Background: Emerging oncogenes were reportedly linked to the complicated subtypes and pathogenesis of clinical gliomas. Herein, we first comprehensively explored the potential correlation between growth-arrest-specific two family genes (GAS2, GAS2L1, GAS2L2, GAS2L3) and gliomas by bioinformatics analysis and cellular experiments.
Methods: Based on the available datasets of TCGA (The Cancer Genome Atlas), CGGA (Chinese Glioma Genome Atlas), and Oncomine databases, we performed a series of analyses, such as gene expression, survival prognosis, DNA methylation, immune infiltration, and partner enrichment. We also utilized two glioma cell lines to conduct the colony formation and wound-healing assay.
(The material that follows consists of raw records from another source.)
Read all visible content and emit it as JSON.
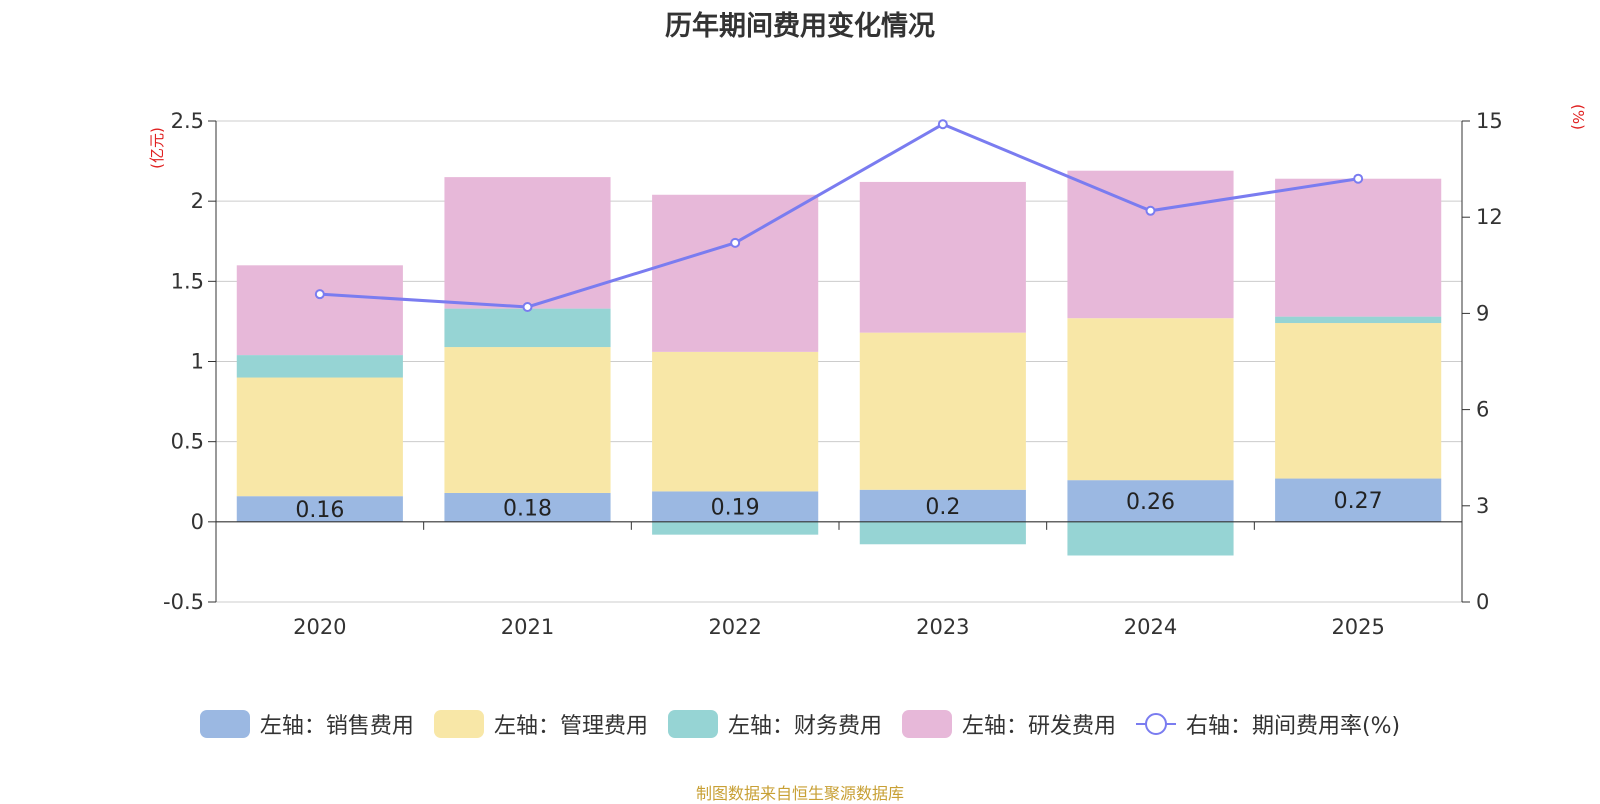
{
  "chart_data": {
    "type": "bar",
    "stacked": true,
    "title": "历年期间费用变化情况",
    "left_axis_label": "(亿元)",
    "right_axis_label": "(%)",
    "categories": [
      "2020",
      "2021",
      "2022",
      "2023",
      "2024",
      "2025"
    ],
    "ylim_left": [
      -0.5,
      2.5
    ],
    "yticks_left": [
      -0.5,
      0,
      0.5,
      1,
      1.5,
      2,
      2.5
    ],
    "ylim_right": [
      0,
      15
    ],
    "yticks_right": [
      0,
      3,
      6,
      9,
      12,
      15
    ],
    "series": [
      {
        "name": "左轴：销售费用",
        "axis": "left",
        "color": "#9bb8e2",
        "values": [
          0.16,
          0.18,
          0.19,
          0.2,
          0.26,
          0.27
        ],
        "labels": [
          "0.16",
          "0.18",
          "0.19",
          "0.2",
          "0.26",
          "0.27"
        ]
      },
      {
        "name": "左轴：管理费用",
        "axis": "left",
        "color": "#f8e7a7",
        "values": [
          0.74,
          0.91,
          0.87,
          0.98,
          1.01,
          0.97
        ]
      },
      {
        "name": "左轴：财务费用",
        "axis": "left",
        "color": "#96d4d4",
        "values": [
          0.14,
          0.24,
          -0.08,
          -0.14,
          -0.21,
          0.04
        ]
      },
      {
        "name": "左轴：研发费用",
        "axis": "left",
        "color": "#e7b8d9",
        "values": [
          0.56,
          0.82,
          0.98,
          0.94,
          0.92,
          0.86
        ]
      },
      {
        "name": "右轴：期间费用率(%)",
        "axis": "right",
        "type": "line",
        "color": "#7a7cf0",
        "values": [
          9.6,
          9.2,
          11.2,
          14.9,
          12.2,
          13.2
        ]
      }
    ],
    "grid": true,
    "legend_position": "bottom"
  },
  "source_note": "制图数据来自恒生聚源数据库"
}
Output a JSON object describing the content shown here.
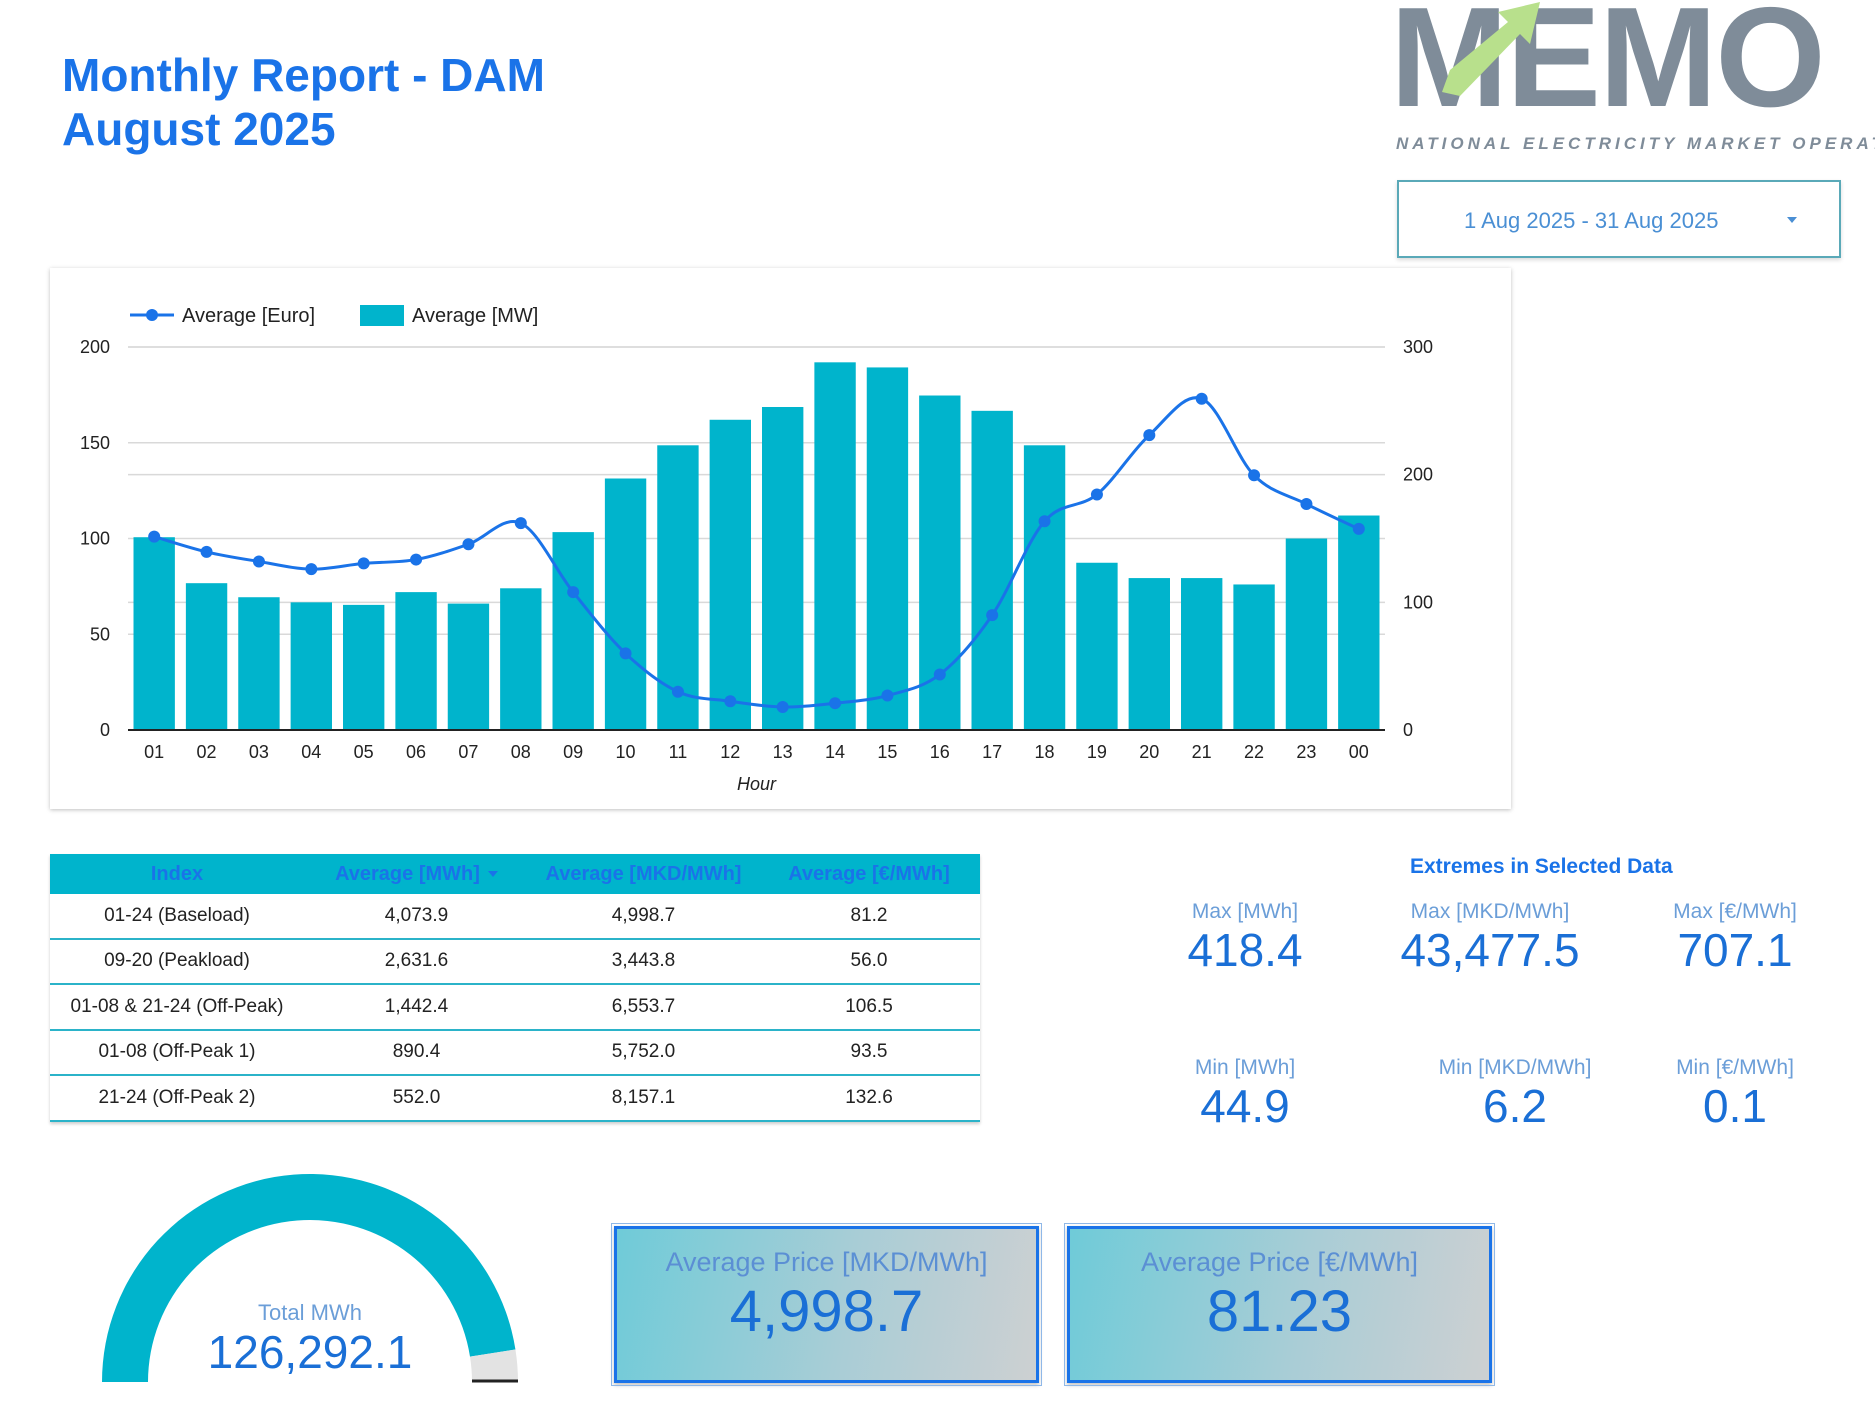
{
  "header": {
    "title_line1": "Monthly Report - DAM",
    "title_line2": "August 2025"
  },
  "logo": {
    "word": "MEMO",
    "tagline": "NATIONAL ELECTRICITY MARKET OPERATOR",
    "colors": {
      "text": "#7f8c99",
      "arrow": "#b8e08c"
    }
  },
  "date_range": {
    "label": "1 Aug 2025 - 31 Aug 2025"
  },
  "chart_data": {
    "type": "bar",
    "xlabel": "Hour",
    "categories": [
      "01",
      "02",
      "03",
      "04",
      "05",
      "06",
      "07",
      "08",
      "09",
      "10",
      "11",
      "12",
      "13",
      "14",
      "15",
      "16",
      "17",
      "18",
      "19",
      "20",
      "21",
      "22",
      "23",
      "00"
    ],
    "series": [
      {
        "name": "Average [MW]",
        "type": "bar",
        "axis": "right",
        "color": "#00b4cc",
        "values": [
          151,
          115,
          104,
          100,
          98,
          108,
          99,
          111,
          155,
          197,
          223,
          243,
          253,
          288,
          284,
          262,
          250,
          223,
          131,
          119,
          119,
          114,
          150,
          168
        ]
      },
      {
        "name": "Average [Euro]",
        "type": "line",
        "axis": "left",
        "color": "#1a73e8",
        "values": [
          101,
          93,
          88,
          84,
          87,
          89,
          97,
          108,
          72,
          40,
          20,
          15,
          12,
          14,
          18,
          29,
          60,
          109,
          123,
          154,
          173,
          133,
          118,
          105
        ]
      }
    ],
    "y_left": {
      "range": [
        0,
        200
      ],
      "ticks": [
        0,
        50,
        100,
        150,
        200
      ]
    },
    "y_right": {
      "range": [
        0,
        300
      ],
      "ticks": [
        0,
        100,
        200,
        300
      ]
    },
    "legend_position": "top-left",
    "grid": true
  },
  "table": {
    "headers": [
      "Index",
      "Average [MWh]",
      "Average [MKD/MWh]",
      "Average [€/MWh]"
    ],
    "rows": [
      [
        "01-24 (Baseload)",
        "4,073.9",
        "4,998.7",
        "81.2"
      ],
      [
        "09-20 (Peakload)",
        "2,631.6",
        "3,443.8",
        "56.0"
      ],
      [
        "01-08 & 21-24 (Off-Peak)",
        "1,442.4",
        "6,553.7",
        "106.5"
      ],
      [
        "01-08 (Off-Peak 1)",
        "890.4",
        "5,752.0",
        "93.5"
      ],
      [
        "21-24 (Off-Peak 2)",
        "552.0",
        "8,157.1",
        "132.6"
      ]
    ]
  },
  "extremes": {
    "title": "Extremes in Selected Data",
    "max_mwh": {
      "label": "Max [MWh]",
      "value": "418.4"
    },
    "max_mkd": {
      "label": "Max [MKD/MWh]",
      "value": "43,477.5"
    },
    "max_eur": {
      "label": "Max [€/MWh]",
      "value": "707.1"
    },
    "min_mwh": {
      "label": "Min [MWh]",
      "value": "44.9"
    },
    "min_mkd": {
      "label": "Min [MKD/MWh]",
      "value": "6.2"
    },
    "min_eur": {
      "label": "Min [€/MWh]",
      "value": "0.1"
    }
  },
  "gauge": {
    "label": "Total MWh",
    "value": "126,292.1",
    "fill_fraction": 0.95,
    "color": "#00b4cc"
  },
  "price_mkd": {
    "label": "Average Price [MKD/MWh]",
    "value": "4,998.7"
  },
  "price_eur": {
    "label": "Average Price [€/MWh]",
    "value": "81.23"
  }
}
Results: GAS2L3 gene was highly expressed in glioma tissues compared to normal brain tissues (p < 0.05). We further observed the relationship between the high expressed GAS2L3 and poor clinical prognosis of brain low-grade glioma (LGG) cases in our Cox proportional hazard model (hazard ratio [HR] = 0.1715, p < 0.001). Moreover, DNA hypomethylation status of GAS2L3 was correlated with the high expression of GAS2L3 in LGG tissues and the poor clinical prognosis of primary glioma cases (p < 0.05). We also found that the high expression of GAS2L3 was associated with the infiltration level of immune cells, especially the T cells (p < 0.0001). Functional enrichment analysis of GAS2L3-correlated genes and interaction partners further indicated that GAS2L3 might take part in the occurrence of glioma by influencing a series of biological behaviors, such as cell division, cytoskeleton binding, and cell adhesion. Additionally, our cellular experiment data suggested that a highly expressed GAS2L3 gene contributes to the enhanced proliferation and migration of glioma cells.
Conclusion: This study first analyzed the potential role of GAS2 family genes, especially GAS2L3, in the clinical prognosis and possible functional mechanisms of glioma, which gives a novel insight into the relationship between GAS2L3 and LGG.